P. Quinton's answer is correct: The message carried $2$ bits of information, and the remaining uncertainty is $4$ bits. The entropy calculations in Adriano's answer are also correct. However, the conclusion that the information “gained” is the difference of these entropies, and thus negative, is incorrect. The information gained is determined only by the probability of the message received, not by the rest of the distribution. The entropy of the distribution gives the expected information gain upon receiving a message distributed accordingly. The fact that the conditional distribution after receiving the message has a higher entropy, and thus more uncertainty, than the prior one, does not contradict the fact that a positive amout of information was received. It's just that before receiving the message, we expected the race result to contain little information, whereas now that we've received the message, we expect it to contain much information. We can see in more detail how this fits together by adding the information from the two steps in which we're receiving the race result, and comparing this to the information that would have been transferred if we'd received the race result in a single step.

So the message in the first step, that the winner isn't the first person, carried $2$ bits of information. If in the second step we learn who the winner is, this will now carry an additional $4$ bits of information, since no matter who it is, the probability for this will be $\frac1{16}=2^{-4}$.

Had we learned in a single step who the winner is, this message would have carried $6$ bits of information, since the probability for this person to win was $\frac1{64}=2^{-6}$.

Thus, whether we receive the information in two steps or one, it's always $6$ bits of information in total.

We can prove this more generally: Say we learn that event $A$ occurred, and then later that event $B\subseteq A$ occurred.

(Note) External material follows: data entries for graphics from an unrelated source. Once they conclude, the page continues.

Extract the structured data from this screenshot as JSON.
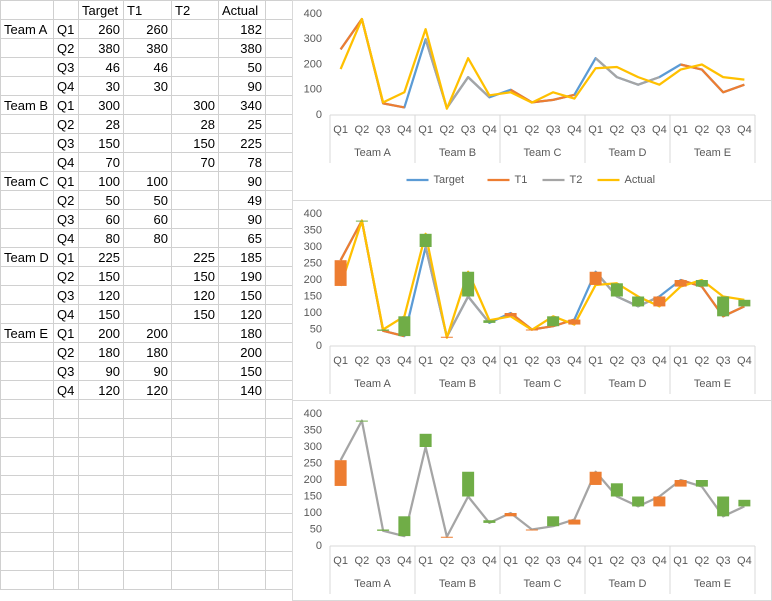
{
  "table": {
    "columns": [
      "Target",
      "T1",
      "T2",
      "Actual"
    ],
    "rows": [
      {
        "team": "Team A",
        "quarters": [
          {
            "quarter": "Q1",
            "cells": [
              260,
              260,
              null,
              182
            ]
          },
          {
            "quarter": "Q2",
            "cells": [
              380,
              380,
              null,
              380
            ]
          },
          {
            "quarter": "Q3",
            "cells": [
              46,
              46,
              null,
              50
            ]
          },
          {
            "quarter": "Q4",
            "cells": [
              30,
              30,
              null,
              90
            ]
          }
        ]
      },
      {
        "team": "Team B",
        "quarters": [
          {
            "quarter": "Q1",
            "cells": [
              300,
              null,
              300,
              340
            ]
          },
          {
            "quarter": "Q2",
            "cells": [
              28,
              null,
              28,
              25
            ]
          },
          {
            "quarter": "Q3",
            "cells": [
              150,
              null,
              150,
              225
            ]
          },
          {
            "quarter": "Q4",
            "cells": [
              70,
              null,
              70,
              78
            ]
          }
        ]
      },
      {
        "team": "Team C",
        "quarters": [
          {
            "quarter": "Q1",
            "cells": [
              100,
              100,
              null,
              90
            ]
          },
          {
            "quarter": "Q2",
            "cells": [
              50,
              50,
              null,
              49
            ]
          },
          {
            "quarter": "Q3",
            "cells": [
              60,
              60,
              null,
              90
            ]
          },
          {
            "quarter": "Q4",
            "cells": [
              80,
              80,
              null,
              65
            ]
          }
        ]
      },
      {
        "team": "Team D",
        "quarters": [
          {
            "quarter": "Q1",
            "cells": [
              225,
              null,
              225,
              185
            ]
          },
          {
            "quarter": "Q2",
            "cells": [
              150,
              null,
              150,
              190
            ]
          },
          {
            "quarter": "Q3",
            "cells": [
              120,
              null,
              120,
              150
            ]
          },
          {
            "quarter": "Q4",
            "cells": [
              150,
              null,
              150,
              120
            ]
          }
        ]
      },
      {
        "team": "Team E",
        "quarters": [
          {
            "quarter": "Q1",
            "cells": [
              200,
              200,
              null,
              180
            ]
          },
          {
            "quarter": "Q2",
            "cells": [
              180,
              180,
              null,
              200
            ]
          },
          {
            "quarter": "Q3",
            "cells": [
              90,
              90,
              null,
              150
            ]
          },
          {
            "quarter": "Q4",
            "cells": [
              120,
              120,
              null,
              140
            ]
          }
        ]
      }
    ]
  },
  "chart_data": [
    {
      "type": "line",
      "categories": [
        "Q1",
        "Q2",
        "Q3",
        "Q4",
        "Q1",
        "Q2",
        "Q3",
        "Q4",
        "Q1",
        "Q2",
        "Q3",
        "Q4",
        "Q1",
        "Q2",
        "Q3",
        "Q4",
        "Q1",
        "Q2",
        "Q3",
        "Q4"
      ],
      "groups": [
        "Team A",
        "Team B",
        "Team C",
        "Team D",
        "Team E"
      ],
      "ylim": [
        0,
        400
      ],
      "yticks": [
        0,
        100,
        200,
        300,
        400
      ],
      "legend": "bottom",
      "series": [
        {
          "name": "Target",
          "color": "#5b9bd5",
          "values": [
            260,
            380,
            46,
            30,
            300,
            28,
            150,
            70,
            100,
            50,
            60,
            80,
            225,
            150,
            120,
            150,
            200,
            180,
            90,
            120
          ]
        },
        {
          "name": "T1",
          "color": "#ed7d31",
          "values": [
            260,
            380,
            46,
            30,
            null,
            null,
            null,
            null,
            100,
            50,
            60,
            80,
            null,
            null,
            null,
            null,
            200,
            180,
            90,
            120
          ]
        },
        {
          "name": "T2",
          "color": "#a5a5a5",
          "values": [
            null,
            null,
            null,
            null,
            300,
            28,
            150,
            70,
            null,
            null,
            null,
            null,
            225,
            150,
            120,
            150,
            null,
            null,
            null,
            null
          ]
        },
        {
          "name": "Actual",
          "color": "#ffc000",
          "values": [
            182,
            380,
            50,
            90,
            340,
            25,
            225,
            78,
            90,
            49,
            90,
            65,
            185,
            190,
            150,
            120,
            180,
            200,
            150,
            140
          ]
        }
      ]
    },
    {
      "type": "line",
      "categories": [
        "Q1",
        "Q2",
        "Q3",
        "Q4",
        "Q1",
        "Q2",
        "Q3",
        "Q4",
        "Q1",
        "Q2",
        "Q3",
        "Q4",
        "Q1",
        "Q2",
        "Q3",
        "Q4",
        "Q1",
        "Q2",
        "Q3",
        "Q4"
      ],
      "groups": [
        "Team A",
        "Team B",
        "Team C",
        "Team D",
        "Team E"
      ],
      "ylim": [
        0,
        400
      ],
      "yticks": [
        0,
        50,
        100,
        150,
        200,
        250,
        300,
        350,
        400
      ],
      "up_down_bars": {
        "up_color": "#70ad47",
        "down_color": "#ed7d31"
      },
      "series": [
        {
          "name": "Target",
          "color": "#5b9bd5",
          "values": [
            260,
            380,
            46,
            30,
            300,
            28,
            150,
            70,
            100,
            50,
            60,
            80,
            225,
            150,
            120,
            150,
            200,
            180,
            90,
            120
          ]
        },
        {
          "name": "T1",
          "color": "#ed7d31",
          "values": [
            260,
            380,
            46,
            30,
            null,
            null,
            null,
            null,
            100,
            50,
            60,
            80,
            null,
            null,
            null,
            null,
            200,
            180,
            90,
            120
          ]
        },
        {
          "name": "T2",
          "color": "#a5a5a5",
          "values": [
            null,
            null,
            null,
            null,
            300,
            28,
            150,
            70,
            null,
            null,
            null,
            null,
            225,
            150,
            120,
            150,
            null,
            null,
            null,
            null
          ]
        },
        {
          "name": "Actual",
          "color": "#ffc000",
          "values": [
            182,
            380,
            50,
            90,
            340,
            25,
            225,
            78,
            90,
            49,
            90,
            65,
            185,
            190,
            150,
            120,
            180,
            200,
            150,
            140
          ]
        }
      ]
    },
    {
      "type": "line",
      "categories": [
        "Q1",
        "Q2",
        "Q3",
        "Q4",
        "Q1",
        "Q2",
        "Q3",
        "Q4",
        "Q1",
        "Q2",
        "Q3",
        "Q4",
        "Q1",
        "Q2",
        "Q3",
        "Q4",
        "Q1",
        "Q2",
        "Q3",
        "Q4"
      ],
      "groups": [
        "Team A",
        "Team B",
        "Team C",
        "Team D",
        "Team E"
      ],
      "ylim": [
        0,
        400
      ],
      "yticks": [
        0,
        50,
        100,
        150,
        200,
        250,
        300,
        350,
        400
      ],
      "up_down_bars": {
        "up_color": "#70ad47",
        "down_color": "#ed7d31"
      },
      "series": [
        {
          "name": "Target",
          "color": "#a5a5a5",
          "values": [
            260,
            380,
            46,
            30,
            300,
            28,
            150,
            70,
            100,
            50,
            60,
            80,
            225,
            150,
            120,
            150,
            200,
            180,
            90,
            120
          ]
        },
        {
          "name": "Actual",
          "line": false,
          "values": [
            182,
            380,
            50,
            90,
            340,
            25,
            225,
            78,
            90,
            49,
            90,
            65,
            185,
            190,
            150,
            120,
            180,
            200,
            150,
            140
          ]
        }
      ]
    }
  ]
}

The first message contains $-\log_2P(A)$ bits of information. The second message contains

$$ -\log_2P(B\mid A)=-\log_2\frac{P(B\cap A)}{P(A)}=-\log_2\frac{P(B)}{P(A)}=\log_2P(A)-\log_2P(B) $$

bits of information. Had we learned in a single step that $B$ occurred, the message would have contained $-\log_2P(B)$ bits of information, the sum of the amounts of information received in the two steps.

This also works if $B\not\subseteq A$. In this case after receiving the second message that $B$ occurred, we in fact know that $B\cap A$ occurred. The first step again transmits $-\log_2P(A)$ bits, the second step now transmits $\log_2P(A)-\log_2P(B\cap A)$ bits, and the sum is again the information we would have gained upon learning in a single step that $B\cap A$ occurred, namely $-\log_2P(B\cap A)$.